Le président (gauche) Gabriel Boric annonçait mercredi des « journées très difficiles », alors que les incendies faisaient déjà rage depuis une semaine. Il en appelait à la collaboration de tous, y compris du secteur privé. « En cinq jours, nous constatons une superficie brûlée équivalente à deux années [normales] d’incendie », évaluait Carolina Toha, ministre de l’intérieur, lundi. Cette semaine, plus de 5 600 pompiers chiliens continuaient de lutter contre les flammes, épaulés par l’aide internationale.

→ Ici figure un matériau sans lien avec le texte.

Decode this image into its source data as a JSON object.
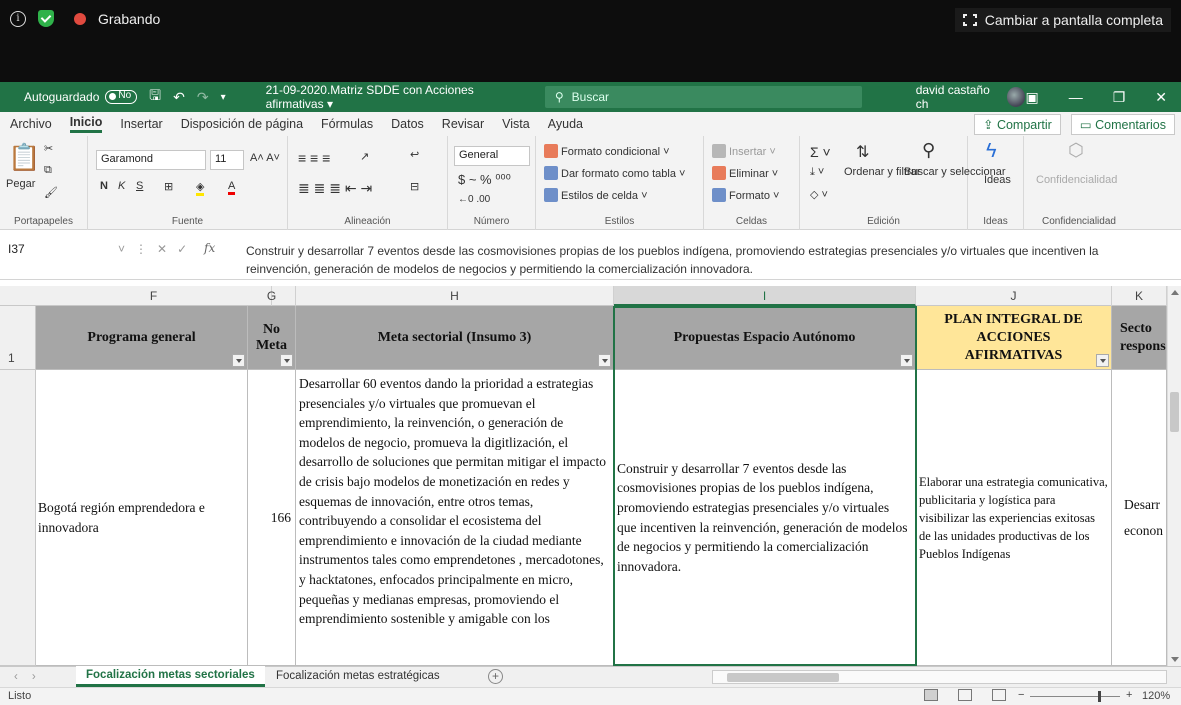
{
  "recorder": {
    "recording_label": "Grabando",
    "fullscreen_label": "Cambiar a pantalla completa"
  },
  "titlebar": {
    "autosave_label": "Autoguardado",
    "autosave_state": "No",
    "filename": "21-09-2020.Matriz SDDE con Acciones afirmativas",
    "search_placeholder": "Buscar",
    "user": "david castaño ch"
  },
  "ribbon_tabs": [
    "Archivo",
    "Inicio",
    "Insertar",
    "Disposición de página",
    "Fórmulas",
    "Datos",
    "Revisar",
    "Vista",
    "Ayuda"
  ],
  "ribbon_active_tab": "Inicio",
  "share_label": "Compartir",
  "comments_label": "Comentarios",
  "ribbon": {
    "paste": "Pegar",
    "clipboard_group": "Portapapeles",
    "font_name": "Garamond",
    "font_size": "11",
    "font_group": "Fuente",
    "alignment_group": "Alineación",
    "number_format": "General",
    "number_group": "Número",
    "cond_format": "Formato condicional",
    "table_format": "Dar formato como tabla",
    "cell_styles": "Estilos de celda",
    "styles_group": "Estilos",
    "insert": "Insertar",
    "delete": "Eliminar",
    "format": "Formato",
    "cells_group": "Celdas",
    "sort_filter": "Ordenar y filtrar",
    "find_select": "Buscar y seleccionar",
    "editing_group": "Edición",
    "ideas": "Ideas",
    "ideas_group": "Ideas",
    "sensitivity": "Confidencialidad",
    "sensitivity_group": "Confidencialidad"
  },
  "formula_bar": {
    "cell_ref": "I37",
    "content": "Construir y desarrollar 7 eventos desde las cosmovisiones propias de los pueblos indígena, promoviendo estrategias presenciales y/o virtuales que incentiven la reinvención, generación de modelos de negocios y permitiendo la comercialización innovadora."
  },
  "columns": [
    "F",
    "G",
    "H",
    "I",
    "J",
    "K"
  ],
  "rows": [
    "1"
  ],
  "headers": {
    "F": "Programa general",
    "G": "No Meta",
    "H": "Meta sectorial (Insumo 3)",
    "I": "Propuestas Espacio Autónomo",
    "J": "PLAN INTEGRAL DE ACCIONES AFIRMATIVAS",
    "K": "Secto respons"
  },
  "data_row": {
    "F": "Bogotá región emprendedora e innovadora",
    "G": "166",
    "H": "Desarrollar 60 eventos dando la prioridad a estrategias presenciales y/o virtuales que promuevan el emprendimiento, la reinvención, o generación de modelos de negocio, promueva la digitlización, el desarrollo de soluciones que permitan mitigar el impacto de crisis bajo modelos de monetización en redes y esquemas de innovación, entre otros temas, contribuyendo a consolidar el ecosistema del emprendimiento  e innovación de la ciudad mediante instrumentos tales como emprendetones , mercadotones, y hacktatones, enfocados principalmente en micro, pequeñas y medianas empresas, promoviendo el emprendimiento sostenible y amigable con los",
    "I": "Construir y desarrollar 7 eventos desde las cosmovisiones propias de los pueblos indígena, promoviendo estrategias presenciales y/o virtuales que incentiven la reinvención, generación de modelos de negocios y permitiendo la comercialización innovadora.",
    "J": "Elaborar una estrategia comunicativa, publicitaria y logística para visibilizar las experiencias exitosas de las unidades productivas de los Pueblos Indígenas",
    "K": "Desarr econon"
  },
  "sheets": [
    "Focalización metas sectoriales",
    "Focalización metas estratégicas"
  ],
  "active_sheet": "Focalización metas sectoriales",
  "status": {
    "ready": "Listo",
    "zoom": "120%"
  }
}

Vingt-huit personnes arrêtées
Celle-ci a afflué depuis différents pays : l’Argentine, le Mexique, mais aussi l’Espagne ou les Etats-Unis, avec l’envoi de moyens matériels ou humains. La France annonçait, mardi, l’envoi de 80 sapeurs-pompiers et sapeurs-sauveteurs. La veille, le président français, Emmanuel Macron, avait assuré sur Twitter : « Le peuple chilien peut compter sur le soutien de la France pour lutter contre ce fléau. » L’Union européenne a également promis une aide : des pompiers, médecins et experts.

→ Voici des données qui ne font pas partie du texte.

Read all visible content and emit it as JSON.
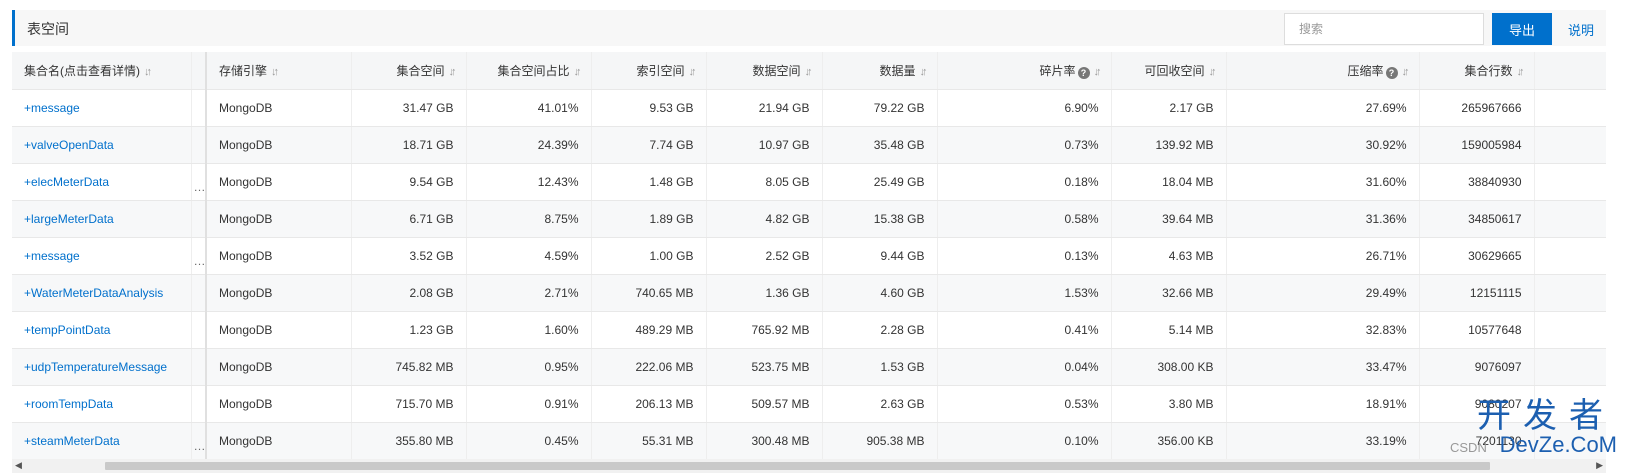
{
  "header": {
    "title": "表空间",
    "search_placeholder": "搜索",
    "export_label": "导出",
    "help_label": "说明"
  },
  "table": {
    "columns": {
      "name": "集合名(点击查看详情)",
      "engine": "存储引擎",
      "coll_space": "集合空间",
      "coll_ratio": "集合空间占比",
      "index_space": "索引空间",
      "data_space": "数据空间",
      "data_amount": "数据量",
      "frag_rate": "碎片率",
      "reclaim": "可回收空间",
      "compress": "压缩率",
      "rows": "集合行数"
    },
    "sort_icon": "sort-arrows-icon",
    "ellipsis": "…",
    "rows": [
      {
        "name": "+message",
        "engine": "MongoDB",
        "coll_space": "31.47 GB",
        "coll_ratio": "41.01%",
        "index_space": "9.53 GB",
        "data_space": "21.94 GB",
        "data_amount": "79.22 GB",
        "frag_rate": "6.90%",
        "reclaim": "2.17 GB",
        "compress": "27.69%",
        "rows": "265967666",
        "ellipsis": ""
      },
      {
        "name": "+valveOpenData",
        "engine": "MongoDB",
        "coll_space": "18.71 GB",
        "coll_ratio": "24.39%",
        "index_space": "7.74 GB",
        "data_space": "10.97 GB",
        "data_amount": "35.48 GB",
        "frag_rate": "0.73%",
        "reclaim": "139.92 MB",
        "compress": "30.92%",
        "rows": "159005984",
        "ellipsis": ""
      },
      {
        "name": "+elecMeterData",
        "engine": "MongoDB",
        "coll_space": "9.54 GB",
        "coll_ratio": "12.43%",
        "index_space": "1.48 GB",
        "data_space": "8.05 GB",
        "data_amount": "25.49 GB",
        "frag_rate": "0.18%",
        "reclaim": "18.04 MB",
        "compress": "31.60%",
        "rows": "38840930",
        "ellipsis": "…"
      },
      {
        "name": "+largeMeterData",
        "engine": "MongoDB",
        "coll_space": "6.71 GB",
        "coll_ratio": "8.75%",
        "index_space": "1.89 GB",
        "data_space": "4.82 GB",
        "data_amount": "15.38 GB",
        "frag_rate": "0.58%",
        "reclaim": "39.64 MB",
        "compress": "31.36%",
        "rows": "34850617",
        "ellipsis": ""
      },
      {
        "name": "+message",
        "engine": "MongoDB",
        "coll_space": "3.52 GB",
        "coll_ratio": "4.59%",
        "index_space": "1.00 GB",
        "data_space": "2.52 GB",
        "data_amount": "9.44 GB",
        "frag_rate": "0.13%",
        "reclaim": "4.63 MB",
        "compress": "26.71%",
        "rows": "30629665",
        "ellipsis": "…"
      },
      {
        "name": "+WaterMeterDataAnalysis",
        "engine": "MongoDB",
        "coll_space": "2.08 GB",
        "coll_ratio": "2.71%",
        "index_space": "740.65 MB",
        "data_space": "1.36 GB",
        "data_amount": "4.60 GB",
        "frag_rate": "1.53%",
        "reclaim": "32.66 MB",
        "compress": "29.49%",
        "rows": "12151115",
        "ellipsis": ""
      },
      {
        "name": "+tempPointData",
        "engine": "MongoDB",
        "coll_space": "1.23 GB",
        "coll_ratio": "1.60%",
        "index_space": "489.29 MB",
        "data_space": "765.92 MB",
        "data_amount": "2.28 GB",
        "frag_rate": "0.41%",
        "reclaim": "5.14 MB",
        "compress": "32.83%",
        "rows": "10577648",
        "ellipsis": ""
      },
      {
        "name": "+udpTemperatureMessage",
        "engine": "MongoDB",
        "coll_space": "745.82 MB",
        "coll_ratio": "0.95%",
        "index_space": "222.06 MB",
        "data_space": "523.75 MB",
        "data_amount": "1.53 GB",
        "frag_rate": "0.04%",
        "reclaim": "308.00 KB",
        "compress": "33.47%",
        "rows": "9076097",
        "ellipsis": ""
      },
      {
        "name": "+roomTempData",
        "engine": "MongoDB",
        "coll_space": "715.70 MB",
        "coll_ratio": "0.91%",
        "index_space": "206.13 MB",
        "data_space": "509.57 MB",
        "data_amount": "2.63 GB",
        "frag_rate": "0.53%",
        "reclaim": "3.80 MB",
        "compress": "18.91%",
        "rows": "9080207",
        "ellipsis": ""
      },
      {
        "name": "+steamMeterData",
        "engine": "MongoDB",
        "coll_space": "355.80 MB",
        "coll_ratio": "0.45%",
        "index_space": "55.31 MB",
        "data_space": "300.48 MB",
        "data_amount": "905.38 MB",
        "frag_rate": "0.10%",
        "reclaim": "356.00 KB",
        "compress": "33.19%",
        "rows": "7201130",
        "ellipsis": "…"
      }
    ]
  },
  "watermark": {
    "big": "开发者",
    "small": "DevZe.CoM",
    "csdn": "CSDN"
  },
  "colors": {
    "accent": "#0070cc",
    "header_bg": "#f7f7f7",
    "row_alt": "#f7f8f9"
  }
}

« Mais quels que soient le nombre d’avions ou l’argent consacré à lutter contre les incendies, ils sont devenus incontrôlables », constate Roberto Rondanelli, météorologue à l’université du Chili, à Santiago. Vendredi, 321 foyers étaient toujours actifs. Les experts sont formels : l’origine des feux est avant tout humaine, criminelle ou accidentelle. « Il y a une légitime suspicion liée à l’intentionnalité [des feux], qui fait l’objet d’une enquête », a avancé Gabriel Boric, mercredi. Au moins 28 personnes ont été arrêtées.

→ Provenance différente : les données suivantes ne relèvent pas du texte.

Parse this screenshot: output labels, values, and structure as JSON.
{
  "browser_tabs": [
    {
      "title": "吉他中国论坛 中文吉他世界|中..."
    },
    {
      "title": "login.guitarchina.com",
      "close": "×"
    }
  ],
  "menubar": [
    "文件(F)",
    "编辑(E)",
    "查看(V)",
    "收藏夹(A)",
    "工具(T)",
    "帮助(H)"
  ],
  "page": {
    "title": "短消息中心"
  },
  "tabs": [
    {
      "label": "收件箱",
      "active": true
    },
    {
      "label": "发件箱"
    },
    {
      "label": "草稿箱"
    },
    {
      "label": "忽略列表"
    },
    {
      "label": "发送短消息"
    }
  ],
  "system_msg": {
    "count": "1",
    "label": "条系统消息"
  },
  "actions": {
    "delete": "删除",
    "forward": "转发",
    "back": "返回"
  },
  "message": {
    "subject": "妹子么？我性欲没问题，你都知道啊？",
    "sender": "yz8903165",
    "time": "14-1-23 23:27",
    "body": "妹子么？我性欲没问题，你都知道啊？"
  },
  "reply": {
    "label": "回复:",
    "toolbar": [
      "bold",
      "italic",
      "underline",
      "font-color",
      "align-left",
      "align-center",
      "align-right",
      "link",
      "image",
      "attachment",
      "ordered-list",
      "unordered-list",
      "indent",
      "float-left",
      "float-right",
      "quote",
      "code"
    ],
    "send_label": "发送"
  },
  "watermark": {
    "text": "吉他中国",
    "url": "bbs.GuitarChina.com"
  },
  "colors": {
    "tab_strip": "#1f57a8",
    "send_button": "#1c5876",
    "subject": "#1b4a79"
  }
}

Cependant, une série de facteurs explique la vitesse et l’intensité des incendies. Le changement climatique d’abord, vecteur d’une mégasécheresse historique au Chili, qui sévit depuis treize ans environ. Elle se traduit par un déficit historique des précipitations, de l’ordre de 30 % entre 2010 et 2019, selon un rapport du Centre de recherche sur le climat et la résilience (CR2) chilien. Ces cinquante dernières années, les températures maximales pendant l’été ont augmenté de 0,43 °C par décennie, souligne le CR2, dans une note publiée le 8 février.